Green Leader Elizabeth May promises electoral reform, lowering voting age to 16
May goes after NDP, says political parties 'seem to be able to lie with impunity'
Green Leader Elizabeth May said Sunday that if her party is elected Monday, it will be the last federal government in
Canada chosen by the first-past-the-post system.
May spent much of the last day of the federal election campaign in Vancouver, dealing with weighty subjects: besides pledging electoral reform, she spoke at a rally in the city's Downtown Eastside calling for justice for missing and murdered Indigenous women.
But her plans to go finish up in southern Vancouver Island, believed to hold the Greens' best hope to boost their standing in the House of Commons from the two seats they had at the election call in September, were frustrated by bad weather that indefinitely delayed her flight.
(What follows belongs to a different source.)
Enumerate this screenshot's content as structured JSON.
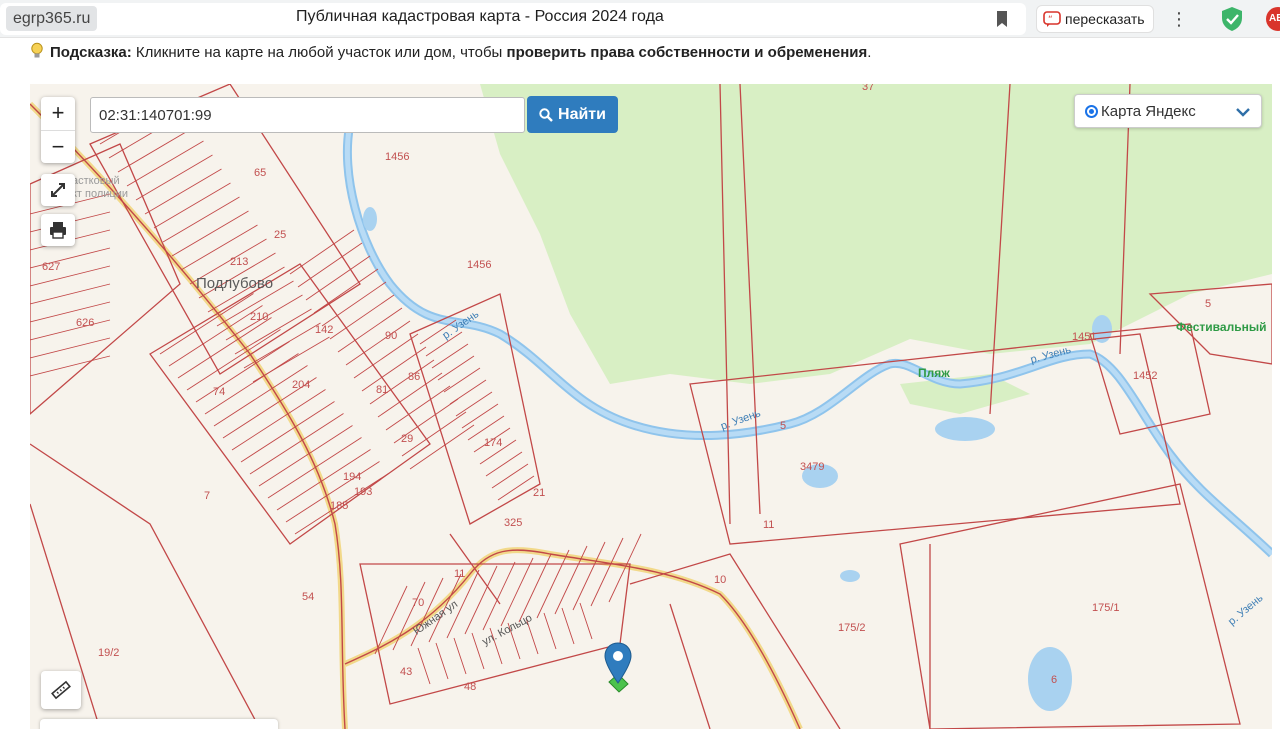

Besides May's own seat of Saanich-Gulf Islands, the Greens picked up Nanaimo-Ladysmith from the New Democrats in a byelection earlier this year. May had been going to campaign with three Green candidates in and around Victoria.
May said a Green government would launch a citizens' assembly with a mandate to make recommendations to Parliament on a new electoral system based on proportional representation.
"Canada is among the very last free and prosperous countries in the world still using the outdated first-past-the-post voting system," May said in a statement.
"We need to change immediately to proportional representation, a system that translates all votes into representation in Parliament and doesn't classify more than half the electorate as losers unworthy of representation."
Promise to lower voting age
The Greens also say they will lower the voting age to 16.
"It flies in the face of fairness that 16- and 17-year-olds are old enough to work and pay taxes but are not allowed to vote for the government that spends that tax revenue," May said.
The Liberals included electoral reform as part of their platform for the 2015 election but dropped the idea once they were in power.
May also said a Green government would have Elections Canada develop a framework to fight dishonest campaign advertising, claiming that "current political parties seem to be able to lie with impunity."
That comment came after the Green Party issued a release Saturday claiming it had contacted former parliamentary budget officer Kevin Page to clear up what it called "NDP misinformation."
According to the release, the NDP distributed a flyer throughout Vancouver Island saying the Greens' platform budget had failed a review by Page.
However, Page said in the release that the Green platform received an overall passing grade on a fiscal assessment from the Institute for Fiscal Studies and Democracy, which he leads, at the University of Ottawa. He said the same grade was given to the Conservatives and the NDP.
CBC News has analyzed almost 3,200 press releases and tweets from official party and party leader accounts since the start of the campaign.
According to that review, about 40 per cent of the NDP's messages are negative.
CBC's review also found that, while the Conservatives lead other major federal parties in the amount of negative attacks, the Liberals have grown increasingly negative as the campaign wears on.
Almost half (48 per cent) of Conservative communications have been negative or partly negative. The share of negative messages is 31 per cent for the Liberals, 18 per cent for the Greens and 14 per cent for the Bloc Québécois, which has run the most positive campaign.